The neighborhood advocacy work lead Carol to a new job from 1976 to 1982, as a secretary and resource person at the Mayorʼs Station on Wall Street in Baltimore. In 1967, during Mayor Thomas D’Alesandro’s administration, the City Council President, William Donald Schaefer, began to establish Mayor’s Stations to improve delivery of city services. As Mayor of Baltimore from 1971, William Donald Schaefer set up many of these stations throughout the city neighborhoods, and the employees were referred to as, “Donald’s Ducks.” In 1990, (before South Federal Hill was listed as a Historic District in 2003) Carol gutted all the walls in the house, put up sheet rock and painted the interior walls. Shortly after these renovations took place, Harry Warren Lowe, who had been ill for a long time died, on November 19, 1991 at Union Memorial Hospital, at the age of 76.

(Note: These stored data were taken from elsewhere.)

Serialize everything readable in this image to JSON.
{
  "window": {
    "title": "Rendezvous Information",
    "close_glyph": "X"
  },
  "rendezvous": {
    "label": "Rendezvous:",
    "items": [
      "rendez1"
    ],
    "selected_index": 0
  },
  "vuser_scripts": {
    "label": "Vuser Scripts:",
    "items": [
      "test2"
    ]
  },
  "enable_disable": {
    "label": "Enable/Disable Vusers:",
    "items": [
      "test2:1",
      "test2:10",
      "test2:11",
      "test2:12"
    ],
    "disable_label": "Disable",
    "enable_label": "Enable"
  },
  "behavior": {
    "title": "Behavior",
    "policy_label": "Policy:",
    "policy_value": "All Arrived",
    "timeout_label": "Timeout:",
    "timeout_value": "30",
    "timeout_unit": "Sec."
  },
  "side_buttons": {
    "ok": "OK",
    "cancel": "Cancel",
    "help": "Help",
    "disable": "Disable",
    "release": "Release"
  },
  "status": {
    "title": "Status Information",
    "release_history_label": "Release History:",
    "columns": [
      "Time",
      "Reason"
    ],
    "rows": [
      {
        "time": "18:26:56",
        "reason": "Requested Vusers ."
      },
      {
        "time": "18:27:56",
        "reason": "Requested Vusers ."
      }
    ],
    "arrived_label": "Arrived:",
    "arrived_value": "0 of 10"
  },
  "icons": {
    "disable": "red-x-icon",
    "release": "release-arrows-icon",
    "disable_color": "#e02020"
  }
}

A new career, a second marriage and a changing neighborhood

Carol and Craig Martin
Carol and Craig Martin

Just before Carol retired from working with the CSX Railroad, she decided to go to massage therapy school. After becoming certified, she worked in the field for some time and shortly thereafter, married Craig Martin in 1998. Craig Martin has been essential to the changes in the house in the last twelve years including a new bathroom, extending and redesigning the kitchen, and adding an outside deck. He previously owned two houses in the South Baltimore area; one in Federal Hill and another in South Federal Hill for the last twenty-two years. The block Carol and Craig live on now has only two families remaining from many years ago. The neighborhood has changed as younger people are moving into the area.

Two strong women connected by one house

The experiences of these two strong female owners have been similar in many ways: working, raising children, welcoming grandchildren, caring about neighbors and changing the house to accommodate the family growth. After a lifetime of working in the City of Baltimore, growing the Lowe family, advocating for her neighborhood with Warren Lowe and creating another family with Craig Martin, Carol Martin, although raised in Pennsylvania, feels her roots are in Baltimore and in her house. Mary Lowe, raised on Maryland’s Eastern Shore also found herself rooted to Baltimore and the same house, having to raise six children on her own as a young widow and loving the house that provided extra income for her family during difficult economic times and shelter throughout the years. Both women somehow were able to always keep family and friends returning to their home and loving their place.

A sense of strength and security

Carol Martin recalled a phrase that she heard often from her mother-in-law, who was very practical and had lived through the Great Depression with six children:

“As long as you have a roof over your head, food on your table and coal in the cellar, that’s all you need. That coal will look black and shiny to you, and after a while it will be beautiful.”

The sense of warmth and comfort that the space within the walls offered Arthur and Mary Lowe, back in 1894, seems to have been passed from Mary Lowe on to her daughter-in-law, Carol Lowe Martin. This intangible sense of place and pride radiates from Carol today and is starting to affect her grandchildren too. Hopefully, this flame will be passed on to another generation of this Centennial Family.